I know this can come across as snobbery, so I am reluctant to say it, but the truth is that India’s old business families had a far greater sense of balance in their lives. We may laugh now at their paternal style of capitalism and sneer at them for not being ruthlessly focused on profits.
But I’ll take them over the new breed any day. They were always conscious of being rich people in a poor country; always aware of the responsibilities that come with wealth; and eager to use their money to patronize the arts, promote education and give something back to society.
In Vinod’s passing, I’ve lost a dear friend. But it also marks a change of era.

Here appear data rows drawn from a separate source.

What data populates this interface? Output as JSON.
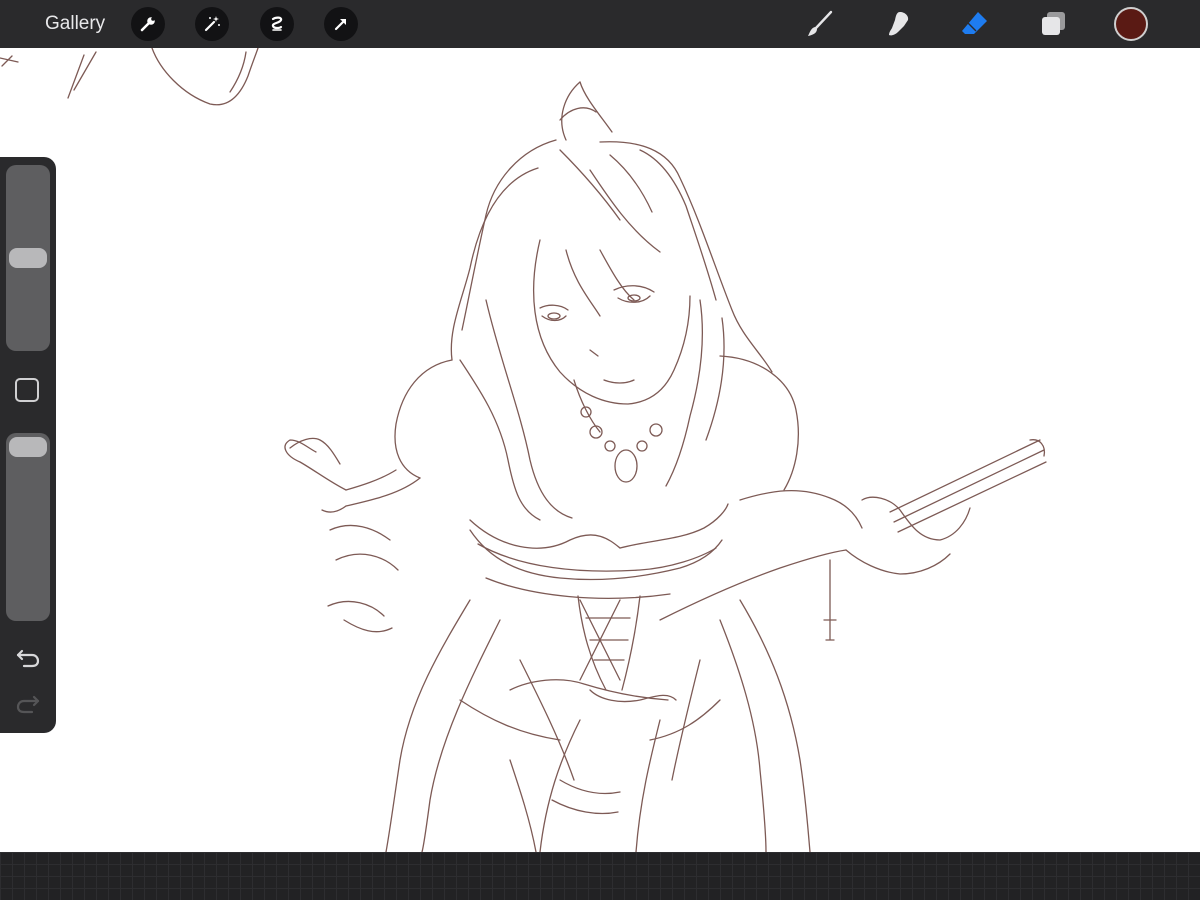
{
  "topbar": {
    "gallery_label": "Gallery",
    "left_tools": [
      "wrench-icon",
      "magic-wand-icon",
      "selection-icon",
      "transform-arrow-icon"
    ],
    "right_tools": [
      "brush-icon",
      "smudge-icon",
      "eraser-icon",
      "layers-icon"
    ],
    "active_tool": "eraser",
    "current_color": "#5a1a14",
    "active_tool_color": "#1e7cf0"
  },
  "sidebar": {
    "brush_size_level": 0.5,
    "opacity_level": 1.0,
    "icons": [
      "modify-square-icon",
      "undo-icon",
      "redo-icon"
    ]
  },
  "canvas": {
    "sketch_stroke_color": "#7d5a55"
  }
}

And the change is not one that I like

1 comment:

Anonymous said...

Bravo Vir!! Bravo!!

Sitting in Canada, I'm going through all of your old interviews on Star Talk and may I say, what pure joy it is to see you interviewing India's best & brightes!!? My friends & I (who have been away from India for the better part of a decade) are constantly talking about this -- post-1990 India has gained a lot but we are rapidly losing aesthetic values. We are more than willing to absorb stuff catered to the lowest common denominator but when it comes to elevating ourselves aesthetically, where are we??!! The concept of being conscientious in India (esp with our elites) is dying rapidly. It is developments like these that scared a lot of us coming of age in the 80s and 90s, and we decided to get out of India. I saw your interviews with Maharani Gayatri, Vijay Amritraj, Zubin Mehta, Shabana Azmi, etc. and I fear today's ruthless India will not allow flowers like them to bloom anymore if they do not engage in coarse behavior. My own hometown of Bangalore has been completely raped by unhinged urbanization (which has been guised as "development" & marketed to its denizens). A very dear friend of mine from Bombay fears the same for his city -- where are the Soli Sorabjees, Zubin Mehta, Gerhard da Cunhas, Alyque Padamsees & Shabana Azmis going to come from, he wonders?! I hate to sound like a luddite but Vir, you DO strike a chord for those of us who grew up in a much more secular India & are afraid to see it being polarized on bases of language, region, religion, etc. This is an excellent posting by you!!!